Friday, November 16, 2007

Ecumenical Councils II

Continuing the discussion on the subject of the previous post I just posted this over at CU. In order to preserve a coherent discussion please make any replies there.

I am on record as being more than slightly skeptical about the chances for any form of restoration of communion between East and West. One of the things which I have always seen standing in the way of the reunification are the dogmatic definitions of the Latin Church post 1054 (most especially but certainly not limited to Vatican I). Many Roman Catholics have attempted to assert the possibility of reunion on the basis of the fact that Orthodoxy has never dogmatically anathematized the various doctrinal developments/innovations of the Latin Church.

Mike Liccione is one of the great champions of that line of reasoning. The counter which I always raised was that it boiled down to an acceptance that Rome is in fact THE CHURCH and that we are wrong. That is of course a nonstarter since both East and West independently affirm that they are the One True Church. From an Orthodox perspective therefore it is not possible for the Roman Catholic Church to make true dogmatic definitions.

However Mike is correct on an important point which does lend some small hope. Since Orthodoxy for whatever reasons (I would opine there are many) has not held an oecumenical council since 880 AD, and therefore has not formally condemned the Latin innovations, they could be treated as theologumen. Granted, I think there is far greater unanimity among the Orthodox hierarchs and the lay faithful that many Western doctrines are heretical, than there is support for some of them among the Roman Catholic faithful. But it still boils down to theologumen on our side. But if you remove Rome’s carved in stone claim that those doctrines are infallible truths binding on all of the faithful, then we may move back to square one.

This would not of course end the schism or restore communion. But it would have the effect of saying both sides have strongly held contrary OPINIONS of great import that need to be resolved. On that basis it might be possible to convene a Great Council of The Church to begin the process of sorting things out and resolving them one at time.

By no means is this any guarantee that we would succeed. Florence failed. But I think it is quite probably the only way true and lasting communion could ever be restored. Also I think this would not be something that could be resolved in a year or two. I am thinking decades on the conservative side, but more likely centuries. The mere act of sitting in the same room with the Pope at what might eventually claim to be an ecumenical council would spark schisms within Orthodoxy, and very probably among Roman Catholic traditionalists as also liberal Catholics who would understand the mortal threat to their dreams posed by the prospect of restored communion between Rome and Orthodoxy. And then there is the fact that Ecumenical Councils don’t just happen and get rubber stamped in Orthodoxy. They take years and sometimes centuries to gain acceptance.

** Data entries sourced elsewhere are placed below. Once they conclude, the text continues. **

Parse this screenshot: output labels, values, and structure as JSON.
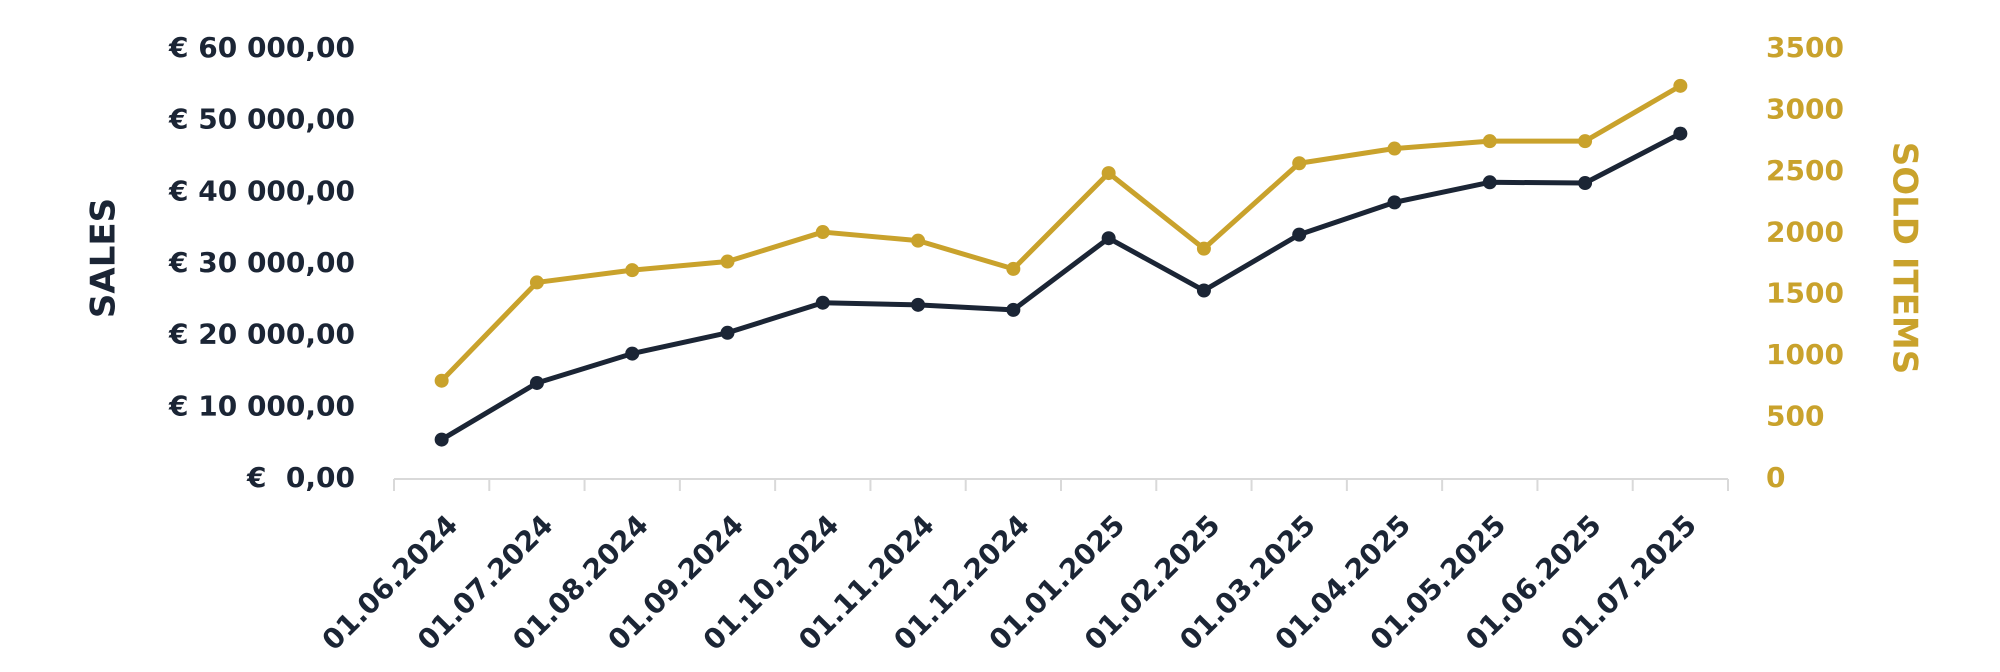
{
  "chart_data": {
    "type": "line",
    "categories": [
      "01.06.2024",
      "01.07.2024",
      "01.08.2024",
      "01.09.2024",
      "01.10.2024",
      "01.11.2024",
      "01.12.2024",
      "01.01.2025",
      "01.02.2025",
      "01.03.2025",
      "01.04.2025",
      "01.05.2025",
      "01.06.2025",
      "01.07.2025"
    ],
    "y_label": "SALES",
    "y2_label": "SOLD ITEMS",
    "series": [
      {
        "name": "Sales",
        "color": "#1b2535",
        "values": [
          5500,
          13400,
          17500,
          20400,
          24600,
          24300,
          23600,
          33600,
          26300,
          34100,
          38600,
          41400,
          41300,
          48200
        ]
      },
      {
        "name": "Sold items",
        "color": "#c9a22c",
        "axis": "y2",
        "values": [
          800,
          1600,
          1700,
          1770,
          2010,
          1940,
          1710,
          2490,
          1875,
          2570,
          2690,
          2750,
          2750,
          3200
        ]
      }
    ],
    "ylim": [
      0,
      60000
    ],
    "yticks": [
      {
        "value": 0,
        "label": "€  0,00"
      },
      {
        "value": 10000,
        "label": "€ 10 000,00"
      },
      {
        "value": 20000,
        "label": "€ 20 000,00"
      },
      {
        "value": 30000,
        "label": "€ 30 000,00"
      },
      {
        "value": 40000,
        "label": "€ 40 000,00"
      },
      {
        "value": 50000,
        "label": "€ 50 000,00"
      },
      {
        "value": 60000,
        "label": "€ 60 000,00"
      }
    ],
    "y2lim": [
      0,
      3500
    ],
    "y2ticks": [
      0,
      500,
      1000,
      1500,
      2000,
      2500,
      3000,
      3500
    ],
    "grid": false
  }
}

Now if you think getting the Orthodox to agree to anything like this is going to be hard then just consider the idea of Rome entertaining, even for a millisecond, the idea that there has not been a true and binding ecumenical council in well over a thousand years. If you like those odds, I have some Enron Stock I would like to sell you at the bargain price of $100.00 per share. Saying that this would be messy and downright ugly would be the understatement of the year. The bottom line is that this is one of the most unlikely ideas ever floated. But I also think it might be the only way that will really work. I do not see communion ever being restored without a Great Council.

Rome claims two very key things. First that all of the Latin dogmas proclaimed post 1054 are correct, and secondly that the Orthodox Churches are true and particular churches that are a part of the One True Church, if imperfectly. In support of this they note (repeatedly) that we have never formally anathematized those doctrines. Assuming for the sake of discussion those two claims are correct then Rome should have nothing to fear from putting it all on the table. Let a true Great Council of The Church be convened and hammer it all out. The worst that happens is it fails and we are back to where we stand today (with a few dozen more schisms on the side). That might indeed be the result. I suspect it is quite likely. The odds against agreement are staggering. But maybe, just maybe, we would see a miracle. I think the possibility of living to see a concelebrated liturgy with all of the Orthodox Patriarchs and the Pope of Rome is worth the risk. But it really comes down to this; how confident is Rome of its position? Are they willing or even able to take such a leap? What say my Roman brothers and sisters, is restored communion worth such a risk?